To even make it to Atlanta, Louisville has to escape a quadrant that includes Duke, Michigan State, mid-major power St. Louis, frisky Oklahoma State, and even Pac-12 champs Oregon, who are 21-4 when star point guard Dominic Artis plays. Any one of these teams is capable of a Final Four run, but the real eyebrow-raiser is Duke—to most observers, the third- or fourth-best team in the nation.
Just a few years ago, the tournament selection process would have kept Duke, most likely the committee's highest-rated 2-seed, away from overall No. 1 Louisville. It was called the "S-curve," and it worked kind of like a snake draft. The best No. 1 would tend it find itself with the worst No. 2, the best No. 3, the worst No. 4, and so on, in an attempt to better balance the regional brackets. But the S-curve is dead.
It's been on its way out for a few seasons, as we saw last year when the committee gave an unprecedented peek into the selection process. All four teams with a certain seed—say, the twos—are still ranked, but rather than be distributed by that ranking, geographic rewards and uniform conference distribution take precedence. Committee chair Mike Bobinski confirmed in an ESPN.com interview last night that the S-curve wasn't used at all this year.
This means that the committee may have had Duke at No. 6 overall, but keeping them away from top-seeded Louisville took a backseat to considerations like separating Louisville and Georgetown/Marquette/Syracuse, keeping the various Big Ten powerhouses away from each other, and rewarding the Blue Devils by keeping them fairly close to home.
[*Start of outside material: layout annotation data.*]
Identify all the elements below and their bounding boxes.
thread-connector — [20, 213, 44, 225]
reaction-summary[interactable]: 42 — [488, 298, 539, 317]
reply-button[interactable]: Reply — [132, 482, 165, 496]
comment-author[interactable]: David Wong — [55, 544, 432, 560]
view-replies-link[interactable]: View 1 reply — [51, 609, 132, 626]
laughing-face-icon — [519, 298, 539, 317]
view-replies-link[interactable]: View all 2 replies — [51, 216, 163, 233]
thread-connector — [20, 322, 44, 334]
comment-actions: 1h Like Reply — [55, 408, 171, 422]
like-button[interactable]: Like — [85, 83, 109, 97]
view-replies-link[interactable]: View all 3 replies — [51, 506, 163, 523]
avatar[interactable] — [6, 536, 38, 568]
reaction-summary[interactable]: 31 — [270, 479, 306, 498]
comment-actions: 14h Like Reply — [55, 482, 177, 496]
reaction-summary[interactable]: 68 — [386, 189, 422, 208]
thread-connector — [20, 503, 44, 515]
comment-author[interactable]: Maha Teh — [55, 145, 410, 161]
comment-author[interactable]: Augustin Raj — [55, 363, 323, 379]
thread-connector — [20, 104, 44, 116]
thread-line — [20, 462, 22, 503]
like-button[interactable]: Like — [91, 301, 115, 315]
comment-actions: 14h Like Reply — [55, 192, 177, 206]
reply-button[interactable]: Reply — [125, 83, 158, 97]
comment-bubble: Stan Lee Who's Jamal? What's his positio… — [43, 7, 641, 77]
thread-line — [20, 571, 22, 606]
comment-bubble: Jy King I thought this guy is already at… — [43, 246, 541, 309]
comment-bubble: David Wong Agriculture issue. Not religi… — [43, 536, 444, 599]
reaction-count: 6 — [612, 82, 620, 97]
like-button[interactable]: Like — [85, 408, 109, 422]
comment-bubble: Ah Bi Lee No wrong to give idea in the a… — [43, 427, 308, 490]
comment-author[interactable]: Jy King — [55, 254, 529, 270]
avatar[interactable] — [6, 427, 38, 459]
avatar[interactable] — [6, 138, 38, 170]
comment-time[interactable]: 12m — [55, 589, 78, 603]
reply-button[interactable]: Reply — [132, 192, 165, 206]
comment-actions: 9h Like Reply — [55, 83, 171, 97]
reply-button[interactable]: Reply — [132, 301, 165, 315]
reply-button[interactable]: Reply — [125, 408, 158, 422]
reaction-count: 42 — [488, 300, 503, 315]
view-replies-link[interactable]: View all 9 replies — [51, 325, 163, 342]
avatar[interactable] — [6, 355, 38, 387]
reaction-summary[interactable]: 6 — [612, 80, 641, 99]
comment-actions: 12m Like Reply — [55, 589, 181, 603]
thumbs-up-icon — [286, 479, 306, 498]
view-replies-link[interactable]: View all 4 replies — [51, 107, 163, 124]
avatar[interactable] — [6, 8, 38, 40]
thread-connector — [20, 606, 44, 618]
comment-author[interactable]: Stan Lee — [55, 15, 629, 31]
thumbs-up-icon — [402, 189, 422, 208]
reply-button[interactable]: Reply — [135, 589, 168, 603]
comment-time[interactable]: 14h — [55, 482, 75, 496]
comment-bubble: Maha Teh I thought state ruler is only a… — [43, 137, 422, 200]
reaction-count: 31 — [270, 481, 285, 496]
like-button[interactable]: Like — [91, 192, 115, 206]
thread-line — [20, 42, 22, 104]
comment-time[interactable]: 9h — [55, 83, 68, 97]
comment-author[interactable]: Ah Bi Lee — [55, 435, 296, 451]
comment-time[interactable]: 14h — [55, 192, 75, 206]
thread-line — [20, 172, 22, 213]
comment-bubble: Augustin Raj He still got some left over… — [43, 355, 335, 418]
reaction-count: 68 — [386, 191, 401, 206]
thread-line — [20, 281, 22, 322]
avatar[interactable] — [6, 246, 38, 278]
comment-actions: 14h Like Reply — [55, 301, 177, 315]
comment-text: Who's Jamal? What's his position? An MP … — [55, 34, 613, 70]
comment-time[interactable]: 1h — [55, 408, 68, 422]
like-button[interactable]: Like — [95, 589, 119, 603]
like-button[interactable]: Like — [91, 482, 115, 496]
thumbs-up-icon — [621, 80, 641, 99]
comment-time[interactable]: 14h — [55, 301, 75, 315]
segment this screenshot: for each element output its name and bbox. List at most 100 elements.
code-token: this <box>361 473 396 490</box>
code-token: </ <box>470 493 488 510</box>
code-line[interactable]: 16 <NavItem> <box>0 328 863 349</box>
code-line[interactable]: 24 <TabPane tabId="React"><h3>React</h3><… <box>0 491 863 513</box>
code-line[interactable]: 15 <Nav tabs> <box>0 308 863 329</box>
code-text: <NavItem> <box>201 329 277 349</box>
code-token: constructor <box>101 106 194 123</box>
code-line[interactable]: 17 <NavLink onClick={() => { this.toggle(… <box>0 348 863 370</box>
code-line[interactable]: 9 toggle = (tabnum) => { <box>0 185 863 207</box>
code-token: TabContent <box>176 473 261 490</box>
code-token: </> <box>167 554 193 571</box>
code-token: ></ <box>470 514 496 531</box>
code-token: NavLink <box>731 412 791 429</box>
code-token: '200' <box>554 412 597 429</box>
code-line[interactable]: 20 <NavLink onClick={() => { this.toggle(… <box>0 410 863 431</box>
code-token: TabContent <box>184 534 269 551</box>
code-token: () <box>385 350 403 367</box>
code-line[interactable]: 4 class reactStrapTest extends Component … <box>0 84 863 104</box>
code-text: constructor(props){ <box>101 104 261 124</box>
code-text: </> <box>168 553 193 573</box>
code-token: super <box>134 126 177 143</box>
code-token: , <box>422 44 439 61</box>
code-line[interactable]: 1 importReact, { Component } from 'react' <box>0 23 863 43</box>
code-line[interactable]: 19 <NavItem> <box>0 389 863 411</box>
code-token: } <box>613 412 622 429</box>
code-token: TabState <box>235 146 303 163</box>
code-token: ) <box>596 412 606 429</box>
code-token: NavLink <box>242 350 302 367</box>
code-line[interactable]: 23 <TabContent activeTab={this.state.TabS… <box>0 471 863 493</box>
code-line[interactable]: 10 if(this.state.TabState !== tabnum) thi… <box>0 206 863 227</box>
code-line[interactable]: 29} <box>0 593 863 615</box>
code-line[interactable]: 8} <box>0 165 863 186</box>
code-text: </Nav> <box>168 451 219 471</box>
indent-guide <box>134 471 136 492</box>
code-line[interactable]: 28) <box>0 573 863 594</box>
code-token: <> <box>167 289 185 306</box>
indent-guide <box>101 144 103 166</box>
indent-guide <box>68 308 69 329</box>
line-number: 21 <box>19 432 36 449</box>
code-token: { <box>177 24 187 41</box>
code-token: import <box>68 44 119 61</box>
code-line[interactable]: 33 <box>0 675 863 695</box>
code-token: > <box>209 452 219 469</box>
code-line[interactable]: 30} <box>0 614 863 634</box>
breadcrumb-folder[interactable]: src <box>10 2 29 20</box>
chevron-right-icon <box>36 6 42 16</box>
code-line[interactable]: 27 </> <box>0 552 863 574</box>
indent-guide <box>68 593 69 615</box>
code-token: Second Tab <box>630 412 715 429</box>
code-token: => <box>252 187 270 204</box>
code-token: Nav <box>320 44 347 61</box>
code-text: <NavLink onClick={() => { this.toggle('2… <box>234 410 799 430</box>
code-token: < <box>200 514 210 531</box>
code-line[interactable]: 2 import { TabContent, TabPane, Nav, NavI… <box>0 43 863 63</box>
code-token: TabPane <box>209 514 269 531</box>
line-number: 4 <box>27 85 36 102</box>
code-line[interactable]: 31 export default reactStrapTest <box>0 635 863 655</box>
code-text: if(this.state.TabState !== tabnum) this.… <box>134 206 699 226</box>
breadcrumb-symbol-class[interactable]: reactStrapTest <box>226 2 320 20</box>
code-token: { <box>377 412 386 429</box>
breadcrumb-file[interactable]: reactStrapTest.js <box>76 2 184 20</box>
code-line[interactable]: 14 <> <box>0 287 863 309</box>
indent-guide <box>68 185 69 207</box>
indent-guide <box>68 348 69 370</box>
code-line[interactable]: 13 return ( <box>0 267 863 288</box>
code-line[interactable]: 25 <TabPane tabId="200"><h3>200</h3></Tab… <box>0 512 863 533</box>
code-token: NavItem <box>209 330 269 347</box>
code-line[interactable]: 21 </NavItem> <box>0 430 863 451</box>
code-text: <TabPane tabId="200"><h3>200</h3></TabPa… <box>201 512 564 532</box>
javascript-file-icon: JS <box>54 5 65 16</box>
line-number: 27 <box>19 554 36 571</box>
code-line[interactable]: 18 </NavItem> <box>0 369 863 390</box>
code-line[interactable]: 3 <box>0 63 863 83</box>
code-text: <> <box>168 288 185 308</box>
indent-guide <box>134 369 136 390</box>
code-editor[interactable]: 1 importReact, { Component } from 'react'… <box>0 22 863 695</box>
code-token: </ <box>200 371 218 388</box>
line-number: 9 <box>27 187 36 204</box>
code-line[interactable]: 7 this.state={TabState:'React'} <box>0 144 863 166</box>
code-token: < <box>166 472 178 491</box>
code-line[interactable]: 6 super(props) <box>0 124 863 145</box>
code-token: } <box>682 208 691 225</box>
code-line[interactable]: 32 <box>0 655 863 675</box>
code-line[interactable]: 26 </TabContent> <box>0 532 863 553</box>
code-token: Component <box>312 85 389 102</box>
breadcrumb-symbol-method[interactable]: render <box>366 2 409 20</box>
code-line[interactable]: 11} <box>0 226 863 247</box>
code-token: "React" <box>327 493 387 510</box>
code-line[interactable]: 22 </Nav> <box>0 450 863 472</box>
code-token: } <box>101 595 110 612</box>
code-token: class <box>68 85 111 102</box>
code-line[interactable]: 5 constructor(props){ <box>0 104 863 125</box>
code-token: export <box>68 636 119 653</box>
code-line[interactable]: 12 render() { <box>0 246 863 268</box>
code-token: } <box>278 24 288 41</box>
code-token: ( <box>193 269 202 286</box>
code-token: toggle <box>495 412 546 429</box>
So the Midwest is stacked, and Las Vegas oddsmakers, who have Louisville as a favorite, aren't convinced they'll even make it to the Georgia Dome. Sitting at 3-1 before the brackets were released, the the Cardinals fell to 9-2 last night, followed by Indiana at 7-1, and three teams—including Duke—at 8-1. It's a far cry from last year's odds, which saw Kentucky as clear 2-1 favorites.